The flu symptoms aren’t fun, either, Propp said.
“It’s like the worst cold you’ve ever had and with a fever,” she said.
Influenza is very contagious and comes on fast, she said.
Symptoms include a high fever, headache, tiredness, dry cough, sore throat, nasal congestion and body aches.
What’s unfortunate about it, Propp noted, is that people can spread influenza up to two days before they even have symptoms, and can continue to spread it 24 hours after their fever breaks.
“People must stay home 24 hours after the fever is gone,” she said.
Eric Haider, administrator at the Imperial Manor and Parkview Heights, said they are taking extra precautions at the senior care facilities.
He said they’ve had one confirmed positive influenza case there, but several other residents have exhibited the flu-like symptoms.
While he said it’s about “back to normal” there, the senior care staff asks people, if they are exhibiting any symptoms themselves, not to visit unless it’s absolutely necessary.
“If you have a cold or are sick, we ask that you wait until you are better,” Haider said.
He said they have hand sanitizer and respiratory masks available at the entrance, and encourage people to wash hands.
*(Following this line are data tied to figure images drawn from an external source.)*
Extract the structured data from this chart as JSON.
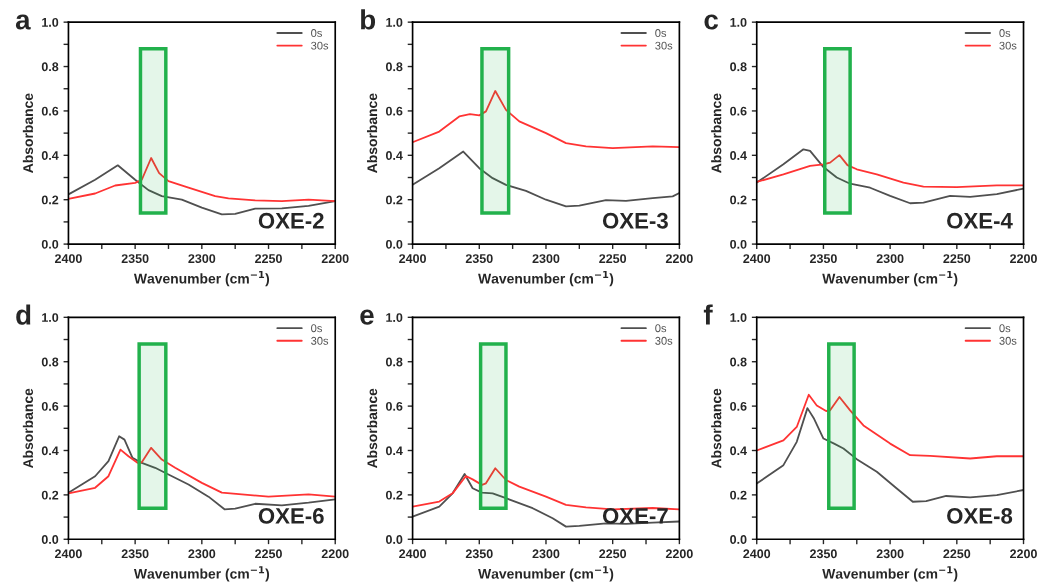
{
  "chart_data": [
    {
      "type": "line",
      "title": "a",
      "xlabel": "Wavenumber (cm$^{−1}$)",
      "ylabel": "Absorbance",
      "annotations": [
        "OXE-2"
      ],
      "xlim": [
        2400,
        2200
      ],
      "ylim": [
        0,
        1
      ],
      "xticks": [
        2400,
        {
          "value": 2375,
          "label": null
        },
        2350,
        {
          "value": 2325,
          "label": null
        },
        2300,
        {
          "value": 2275,
          "label": null
        },
        2250,
        {
          "value": 2225,
          "label": null
        },
        2200
      ],
      "yticks": [
        {
          "value": 0,
          "label": "0.0"
        },
        {
          "value": 0.1,
          "label": null
        },
        0.2,
        {
          "value": 0.3,
          "label": null
        },
        0.4,
        {
          "value": 0.5,
          "label": null
        },
        0.6,
        {
          "value": 0.7,
          "label": null
        },
        0.8,
        {
          "value": 0.9,
          "label": null
        },
        {
          "value": 1,
          "label": "1.0"
        }
      ],
      "legend": "top right",
      "grid": false,
      "bands": [
        {
          "axis": "x",
          "from": 2346,
          "to": 2327,
          "color": "#22b14c"
        }
      ],
      "series": [
        {
          "name": "0s",
          "color": "#505050",
          "x": [
            2400,
            2380,
            2363,
            2350,
            2340,
            2330,
            2315,
            2300,
            2285,
            2275,
            2260,
            2240,
            2220,
            2200
          ],
          "values": [
            0.224,
            0.29,
            0.355,
            0.29,
            0.243,
            0.216,
            0.2,
            0.164,
            0.134,
            0.136,
            0.16,
            0.161,
            0.172,
            0.194
          ]
        },
        {
          "name": "30s",
          "color": "#ff3333",
          "x": [
            2400,
            2380,
            2365,
            2350,
            2345,
            2338,
            2332,
            2325,
            2310,
            2290,
            2280,
            2260,
            2240,
            2220,
            2200
          ],
          "values": [
            0.204,
            0.228,
            0.264,
            0.276,
            0.29,
            0.388,
            0.32,
            0.284,
            0.254,
            0.216,
            0.206,
            0.197,
            0.194,
            0.2,
            0.194
          ]
        }
      ]
    },
    {
      "type": "line",
      "title": "b",
      "xlabel": "Wavenumber (cm$^{−1}$)",
      "ylabel": "Absorbance",
      "annotations": [
        "OXE-3"
      ],
      "xlim": [
        2400,
        2200
      ],
      "ylim": [
        0,
        1
      ],
      "xticks": [
        2400,
        {
          "value": 2375,
          "label": null
        },
        2350,
        {
          "value": 2325,
          "label": null
        },
        2300,
        {
          "value": 2275,
          "label": null
        },
        2250,
        {
          "value": 2225,
          "label": null
        },
        2200
      ],
      "yticks": [
        {
          "value": 0,
          "label": "0.0"
        },
        {
          "value": 0.1,
          "label": null
        },
        0.2,
        {
          "value": 0.3,
          "label": null
        },
        0.4,
        {
          "value": 0.5,
          "label": null
        },
        0.6,
        {
          "value": 0.7,
          "label": null
        },
        0.8,
        {
          "value": 0.9,
          "label": null
        },
        {
          "value": 1,
          "label": "1.0"
        }
      ],
      "legend": "top right",
      "grid": false,
      "bands": [
        {
          "axis": "x",
          "from": 2348,
          "to": 2328,
          "color": "#22b14c"
        }
      ],
      "series": [
        {
          "name": "0s",
          "color": "#505050",
          "x": [
            2400,
            2380,
            2362,
            2350,
            2340,
            2330,
            2315,
            2300,
            2285,
            2275,
            2255,
            2240,
            2220,
            2205,
            2200
          ],
          "values": [
            0.267,
            0.342,
            0.417,
            0.342,
            0.297,
            0.267,
            0.24,
            0.2,
            0.17,
            0.173,
            0.198,
            0.195,
            0.207,
            0.215,
            0.23
          ]
        },
        {
          "name": "30s",
          "color": "#ff3333",
          "x": [
            2400,
            2380,
            2365,
            2357,
            2350,
            2345,
            2338,
            2330,
            2320,
            2300,
            2285,
            2270,
            2250,
            2220,
            2200
          ],
          "values": [
            0.459,
            0.507,
            0.575,
            0.586,
            0.58,
            0.598,
            0.69,
            0.605,
            0.553,
            0.5,
            0.455,
            0.44,
            0.432,
            0.44,
            0.437
          ]
        }
      ]
    },
    {
      "type": "line",
      "title": "c",
      "xlabel": "Wavenumber (cm$^{−1}$)",
      "ylabel": "Absorbance",
      "annotations": [
        "OXE-4"
      ],
      "xlim": [
        2400,
        2200
      ],
      "ylim": [
        0,
        1
      ],
      "xticks": [
        2400,
        {
          "value": 2375,
          "label": null
        },
        2350,
        {
          "value": 2325,
          "label": null
        },
        2300,
        {
          "value": 2275,
          "label": null
        },
        2250,
        {
          "value": 2225,
          "label": null
        },
        2200
      ],
      "yticks": [
        {
          "value": 0,
          "label": "0.0"
        },
        {
          "value": 0.1,
          "label": null
        },
        0.2,
        {
          "value": 0.3,
          "label": null
        },
        0.4,
        {
          "value": 0.5,
          "label": null
        },
        0.6,
        {
          "value": 0.7,
          "label": null
        },
        0.8,
        {
          "value": 0.9,
          "label": null
        },
        {
          "value": 1,
          "label": "1.0"
        }
      ],
      "legend": "top right",
      "grid": false,
      "bands": [
        {
          "axis": "x",
          "from": 2349,
          "to": 2330,
          "color": "#22b14c"
        }
      ],
      "series": [
        {
          "name": "0s",
          "color": "#505050",
          "x": [
            2400,
            2380,
            2365,
            2360,
            2350,
            2340,
            2330,
            2315,
            2300,
            2285,
            2275,
            2255,
            2240,
            2220,
            2200
          ],
          "values": [
            0.277,
            0.36,
            0.427,
            0.42,
            0.347,
            0.3,
            0.272,
            0.254,
            0.217,
            0.184,
            0.187,
            0.217,
            0.213,
            0.225,
            0.25
          ]
        },
        {
          "name": "30s",
          "color": "#ff3333",
          "x": [
            2400,
            2380,
            2360,
            2350,
            2345,
            2338,
            2332,
            2325,
            2310,
            2290,
            2275,
            2250,
            2220,
            2200
          ],
          "values": [
            0.28,
            0.314,
            0.352,
            0.359,
            0.367,
            0.401,
            0.356,
            0.337,
            0.314,
            0.277,
            0.259,
            0.257,
            0.265,
            0.265
          ]
        }
      ]
    },
    {
      "type": "line",
      "title": "d",
      "xlabel": "Wavenumber (cm$^{−1}$)",
      "ylabel": "Absorbance",
      "annotations": [
        "OXE-6"
      ],
      "xlim": [
        2400,
        2200
      ],
      "ylim": [
        0,
        1
      ],
      "xticks": [
        2400,
        {
          "value": 2375,
          "label": null
        },
        2350,
        {
          "value": 2325,
          "label": null
        },
        2300,
        {
          "value": 2275,
          "label": null
        },
        2250,
        {
          "value": 2225,
          "label": null
        },
        2200
      ],
      "yticks": [
        {
          "value": 0,
          "label": "0.0"
        },
        {
          "value": 0.1,
          "label": null
        },
        0.2,
        {
          "value": 0.3,
          "label": null
        },
        0.4,
        {
          "value": 0.5,
          "label": null
        },
        0.6,
        {
          "value": 0.7,
          "label": null
        },
        0.8,
        {
          "value": 0.9,
          "label": null
        },
        {
          "value": 1,
          "label": "1.0"
        }
      ],
      "legend": "top right",
      "grid": false,
      "bands": [
        {
          "axis": "x",
          "from": 2347,
          "to": 2327,
          "color": "#22b14c"
        }
      ],
      "series": [
        {
          "name": "0s",
          "color": "#505050",
          "x": [
            2400,
            2380,
            2370,
            2362,
            2358,
            2352,
            2345,
            2335,
            2325,
            2310,
            2295,
            2283,
            2275,
            2260,
            2240,
            2220,
            2200
          ],
          "values": [
            0.21,
            0.284,
            0.352,
            0.464,
            0.449,
            0.367,
            0.344,
            0.322,
            0.292,
            0.247,
            0.192,
            0.135,
            0.138,
            0.16,
            0.153,
            0.165,
            0.18
          ]
        },
        {
          "name": "30s",
          "color": "#ff3333",
          "x": [
            2400,
            2380,
            2370,
            2361,
            2355,
            2348,
            2345,
            2338,
            2330,
            2320,
            2300,
            2285,
            2270,
            2250,
            2220,
            2200
          ],
          "values": [
            0.207,
            0.232,
            0.284,
            0.404,
            0.374,
            0.344,
            0.347,
            0.412,
            0.359,
            0.322,
            0.254,
            0.21,
            0.202,
            0.192,
            0.202,
            0.192
          ]
        }
      ]
    },
    {
      "type": "line",
      "title": "e",
      "xlabel": "Wavenumber (cm$^{−1}$)",
      "ylabel": "Absorbance",
      "annotations": [
        "OXE-7"
      ],
      "xlim": [
        2400,
        2200
      ],
      "ylim": [
        0,
        1
      ],
      "xticks": [
        2400,
        {
          "value": 2375,
          "label": null
        },
        2350,
        {
          "value": 2325,
          "label": null
        },
        2300,
        {
          "value": 2275,
          "label": null
        },
        2250,
        {
          "value": 2225,
          "label": null
        },
        2200
      ],
      "yticks": [
        {
          "value": 0,
          "label": "0.0"
        },
        {
          "value": 0.1,
          "label": null
        },
        0.2,
        {
          "value": 0.3,
          "label": null
        },
        0.4,
        {
          "value": 0.5,
          "label": null
        },
        0.6,
        {
          "value": 0.7,
          "label": null
        },
        0.8,
        {
          "value": 0.9,
          "label": null
        },
        {
          "value": 1,
          "label": "1.0"
        }
      ],
      "legend": "top right",
      "grid": false,
      "bands": [
        {
          "axis": "x",
          "from": 2349,
          "to": 2330,
          "color": "#22b14c"
        }
      ],
      "series": [
        {
          "name": "0s",
          "color": "#505050",
          "x": [
            2400,
            2380,
            2370,
            2361,
            2355,
            2348,
            2340,
            2330,
            2310,
            2295,
            2285,
            2275,
            2255,
            2240,
            2220,
            2200
          ],
          "values": [
            0.102,
            0.147,
            0.207,
            0.294,
            0.23,
            0.21,
            0.207,
            0.185,
            0.14,
            0.095,
            0.057,
            0.06,
            0.072,
            0.069,
            0.075,
            0.08
          ]
        },
        {
          "name": "30s",
          "color": "#ff3333",
          "x": [
            2400,
            2380,
            2370,
            2360,
            2355,
            2348,
            2345,
            2338,
            2330,
            2320,
            2300,
            2285,
            2270,
            2250,
            2220,
            2200
          ],
          "values": [
            0.147,
            0.17,
            0.207,
            0.285,
            0.27,
            0.245,
            0.252,
            0.32,
            0.267,
            0.237,
            0.192,
            0.155,
            0.144,
            0.135,
            0.141,
            0.135
          ]
        }
      ]
    },
    {
      "type": "line",
      "title": "f",
      "xlabel": "Wavenumber (cm$^{−1}$)",
      "ylabel": "Absorbance",
      "annotations": [
        "OXE-8"
      ],
      "xlim": [
        2400,
        2200
      ],
      "ylim": [
        0,
        1
      ],
      "xticks": [
        2400,
        {
          "value": 2375,
          "label": null
        },
        2350,
        {
          "value": 2325,
          "label": null
        },
        2300,
        {
          "value": 2275,
          "label": null
        },
        2250,
        {
          "value": 2225,
          "label": null
        },
        2200
      ],
      "yticks": [
        {
          "value": 0,
          "label": "0.0"
        },
        {
          "value": 0.1,
          "label": null
        },
        0.2,
        {
          "value": 0.3,
          "label": null
        },
        0.4,
        {
          "value": 0.5,
          "label": null
        },
        0.6,
        {
          "value": 0.7,
          "label": null
        },
        0.8,
        {
          "value": 0.9,
          "label": null
        },
        {
          "value": 1,
          "label": "1.0"
        }
      ],
      "legend": "top right",
      "grid": false,
      "bands": [
        {
          "axis": "x",
          "from": 2346,
          "to": 2327,
          "color": "#22b14c"
        }
      ],
      "series": [
        {
          "name": "0s",
          "color": "#505050",
          "x": [
            2400,
            2380,
            2370,
            2362,
            2357,
            2350,
            2342,
            2335,
            2325,
            2310,
            2295,
            2283,
            2273,
            2258,
            2240,
            2220,
            2200
          ],
          "values": [
            0.251,
            0.334,
            0.439,
            0.591,
            0.543,
            0.454,
            0.431,
            0.409,
            0.361,
            0.304,
            0.229,
            0.169,
            0.172,
            0.195,
            0.189,
            0.199,
            0.222
          ]
        },
        {
          "name": "30s",
          "color": "#ff3333",
          "x": [
            2400,
            2380,
            2370,
            2361,
            2355,
            2348,
            2345,
            2338,
            2330,
            2320,
            2300,
            2285,
            2270,
            2240,
            2220,
            2200
          ],
          "values": [
            0.4,
            0.446,
            0.506,
            0.651,
            0.603,
            0.578,
            0.581,
            0.641,
            0.581,
            0.513,
            0.431,
            0.379,
            0.376,
            0.364,
            0.374,
            0.374
          ]
        }
      ]
    }
  ]
}
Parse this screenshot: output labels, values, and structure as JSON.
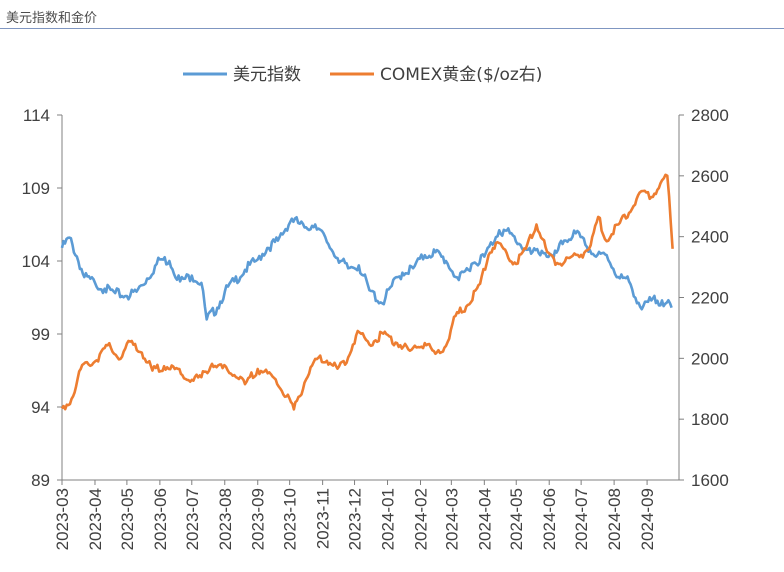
{
  "page_caption": "美元指数和金价",
  "chart_data": {
    "type": "line",
    "series": [
      {
        "name": "美元指数",
        "axis": "left",
        "color": "#5b9bd5",
        "points": [
          [
            "2023-03-01",
            104.9
          ],
          [
            "2023-03-08",
            105.6
          ],
          [
            "2023-03-15",
            104.3
          ],
          [
            "2023-03-22",
            102.9
          ],
          [
            "2023-04-01",
            102.5
          ],
          [
            "2023-04-10",
            102.1
          ],
          [
            "2023-04-20",
            101.8
          ],
          [
            "2023-05-01",
            101.6
          ],
          [
            "2023-05-10",
            101.9
          ],
          [
            "2023-05-20",
            102.8
          ],
          [
            "2023-06-01",
            104.1
          ],
          [
            "2023-06-10",
            104.0
          ],
          [
            "2023-06-20",
            102.6
          ],
          [
            "2023-07-01",
            103.0
          ],
          [
            "2023-07-10",
            102.5
          ],
          [
            "2023-07-15",
            100.0
          ],
          [
            "2023-07-25",
            100.8
          ],
          [
            "2023-08-01",
            101.9
          ],
          [
            "2023-08-10",
            102.6
          ],
          [
            "2023-08-20",
            103.4
          ],
          [
            "2023-09-01",
            104.1
          ],
          [
            "2023-09-10",
            104.9
          ],
          [
            "2023-09-20",
            105.4
          ],
          [
            "2023-10-03",
            106.9
          ],
          [
            "2023-10-15",
            106.3
          ],
          [
            "2023-10-25",
            106.5
          ],
          [
            "2023-11-05",
            105.3
          ],
          [
            "2023-11-15",
            104.2
          ],
          [
            "2023-11-25",
            103.5
          ],
          [
            "2023-12-05",
            103.7
          ],
          [
            "2023-12-15",
            102.0
          ],
          [
            "2023-12-27",
            101.1
          ],
          [
            "2024-01-05",
            102.3
          ],
          [
            "2024-01-15",
            103.2
          ],
          [
            "2024-01-25",
            103.5
          ],
          [
            "2024-02-05",
            104.4
          ],
          [
            "2024-02-15",
            104.6
          ],
          [
            "2024-02-25",
            104.0
          ],
          [
            "2024-03-08",
            102.7
          ],
          [
            "2024-03-20",
            103.8
          ],
          [
            "2024-04-01",
            104.3
          ],
          [
            "2024-04-15",
            106.1
          ],
          [
            "2024-04-25",
            105.9
          ],
          [
            "2024-05-05",
            105.1
          ],
          [
            "2024-05-15",
            104.5
          ],
          [
            "2024-05-25",
            104.7
          ],
          [
            "2024-06-05",
            104.2
          ],
          [
            "2024-06-15",
            105.4
          ],
          [
            "2024-06-26",
            105.9
          ],
          [
            "2024-07-05",
            105.1
          ],
          [
            "2024-07-15",
            104.3
          ],
          [
            "2024-07-25",
            104.4
          ],
          [
            "2024-08-05",
            102.9
          ],
          [
            "2024-08-15",
            102.6
          ],
          [
            "2024-08-27",
            100.7
          ],
          [
            "2024-09-05",
            101.3
          ],
          [
            "2024-09-15",
            101.3
          ],
          [
            "2024-09-24",
            100.8
          ]
        ]
      },
      {
        "name": "COMEX黄金($/oz右)",
        "axis": "right",
        "color": "#ed7d31",
        "points": [
          [
            "2023-03-01",
            1835
          ],
          [
            "2023-03-10",
            1867
          ],
          [
            "2023-03-20",
            1978
          ],
          [
            "2023-04-01",
            1990
          ],
          [
            "2023-04-13",
            2043
          ],
          [
            "2023-04-25",
            1998
          ],
          [
            "2023-05-04",
            2055
          ],
          [
            "2023-05-15",
            2019
          ],
          [
            "2023-05-25",
            1960
          ],
          [
            "2023-06-05",
            1974
          ],
          [
            "2023-06-15",
            1965
          ],
          [
            "2023-06-28",
            1928
          ],
          [
            "2023-07-10",
            1938
          ],
          [
            "2023-07-20",
            1982
          ],
          [
            "2023-07-30",
            1968
          ],
          [
            "2023-08-10",
            1945
          ],
          [
            "2023-08-20",
            1915
          ],
          [
            "2023-09-01",
            1965
          ],
          [
            "2023-09-15",
            1940
          ],
          [
            "2023-09-28",
            1875
          ],
          [
            "2023-10-05",
            1832
          ],
          [
            "2023-10-15",
            1920
          ],
          [
            "2023-10-25",
            1998
          ],
          [
            "2023-11-05",
            1992
          ],
          [
            "2023-11-15",
            1966
          ],
          [
            "2023-11-25",
            2003
          ],
          [
            "2023-12-04",
            2090
          ],
          [
            "2023-12-15",
            2045
          ],
          [
            "2023-12-28",
            2081
          ],
          [
            "2024-01-10",
            2050
          ],
          [
            "2024-01-22",
            2025
          ],
          [
            "2024-02-05",
            2050
          ],
          [
            "2024-02-15",
            2015
          ],
          [
            "2024-02-25",
            2041
          ],
          [
            "2024-03-05",
            2140
          ],
          [
            "2024-03-15",
            2170
          ],
          [
            "2024-03-28",
            2245
          ],
          [
            "2024-04-05",
            2340
          ],
          [
            "2024-04-12",
            2380
          ],
          [
            "2024-04-22",
            2346
          ],
          [
            "2024-05-01",
            2310
          ],
          [
            "2024-05-10",
            2360
          ],
          [
            "2024-05-20",
            2440
          ],
          [
            "2024-05-30",
            2350
          ],
          [
            "2024-06-10",
            2310
          ],
          [
            "2024-06-20",
            2330
          ],
          [
            "2024-07-01",
            2340
          ],
          [
            "2024-07-10",
            2372
          ],
          [
            "2024-07-17",
            2465
          ],
          [
            "2024-07-25",
            2385
          ],
          [
            "2024-08-05",
            2440
          ],
          [
            "2024-08-15",
            2478
          ],
          [
            "2024-08-25",
            2545
          ],
          [
            "2024-09-05",
            2530
          ],
          [
            "2024-09-15",
            2585
          ],
          [
            "2024-09-20",
            2600
          ],
          [
            "2024-09-25",
            2360
          ]
        ]
      }
    ],
    "x_tick_labels": [
      "2023-03",
      "2023-04",
      "2023-05",
      "2023-06",
      "2023-07",
      "2023-08",
      "2023-09",
      "2023-10",
      "2023-11",
      "2023-12",
      "2024-01",
      "2024-02",
      "2024-03",
      "2024-04",
      "2024-05",
      "2024-06",
      "2024-07",
      "2024-08",
      "2024-09"
    ],
    "y_left": {
      "ylim": [
        89,
        114
      ],
      "ticks": [
        "89",
        "94",
        "99",
        "104",
        "109",
        "114"
      ]
    },
    "y_right": {
      "ylim": [
        1600,
        2800
      ],
      "ticks": [
        "1600",
        "1800",
        "2000",
        "2200",
        "2400",
        "2600",
        "2800"
      ]
    },
    "legend_placement": "top",
    "grid": false
  }
}
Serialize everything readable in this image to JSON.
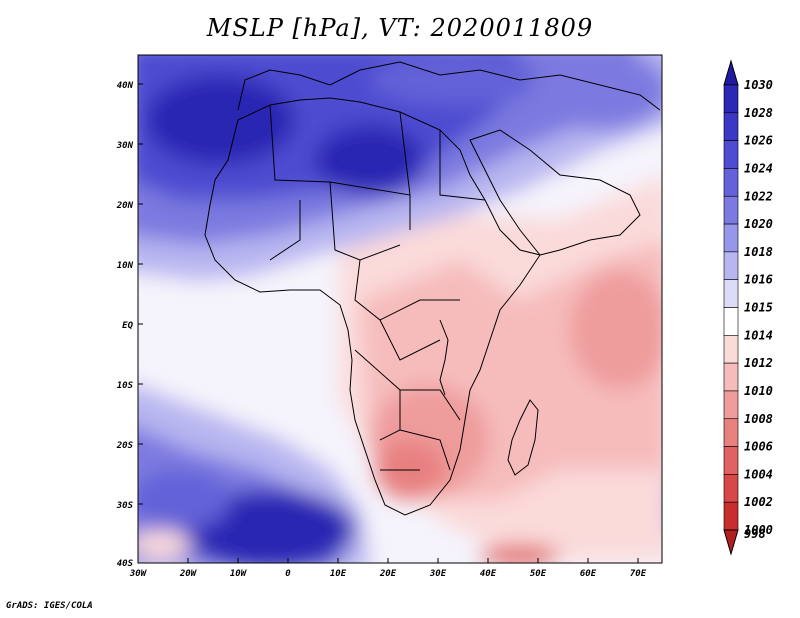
{
  "title": "MSLP [hPa], VT: 2020011809",
  "credit": "GrADS: IGES/COLA",
  "axes": {
    "lat_labels": [
      "40N",
      "30N",
      "20N",
      "10N",
      "EQ",
      "10S",
      "20S",
      "30S",
      "40S"
    ],
    "lon_labels": [
      "30W",
      "20W",
      "10W",
      "0",
      "10E",
      "20E",
      "30E",
      "40E",
      "50E",
      "60E",
      "70E"
    ]
  },
  "colorbar": {
    "levels": [
      "1030",
      "1028",
      "1026",
      "1024",
      "1022",
      "1020",
      "1018",
      "1016",
      "1015",
      "1014",
      "1012",
      "1010",
      "1008",
      "1006",
      "1004",
      "1002",
      "1000",
      "998"
    ],
    "colors": [
      "#1f1aa0",
      "#2a28b4",
      "#3a38c4",
      "#4e4cd0",
      "#6462d8",
      "#7c7ae0",
      "#9896e8",
      "#b8b6f0",
      "#dcdcf8",
      "#ffffff",
      "#fbdada",
      "#f6bcbc",
      "#ef9c9c",
      "#e88080",
      "#e06262",
      "#d84848",
      "#c82e2e",
      "#b21e1e"
    ]
  },
  "colors": {
    "high": "#2a28b4",
    "mid_high": "#7c7ae0",
    "neutral": "#ffffff",
    "low": "#ef9c9c",
    "deep_low": "#d84848"
  }
}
Angie Paisley, R.N., school nurse at Chase County Schools, said it hasn’t been overwhelming there yet, but there have been about four positive influenza diagnoses.
“I think it’s just starting up here,” she said.
Students have been exhibiting other viral illnesses, too, she said, and they are still battling gastro-intestinal sickness (stomach flu), as well.
Paisley agreed with Propp that it comes on fast if it is influenza. That sudden onset of symptoms is an early sign it probably is influenza.
“It’s a signal. The student comes to school feeling fine, then has a 103 temp by 10,” she said.
Paisley administered about 60 influenza shots in October to CCS staff members.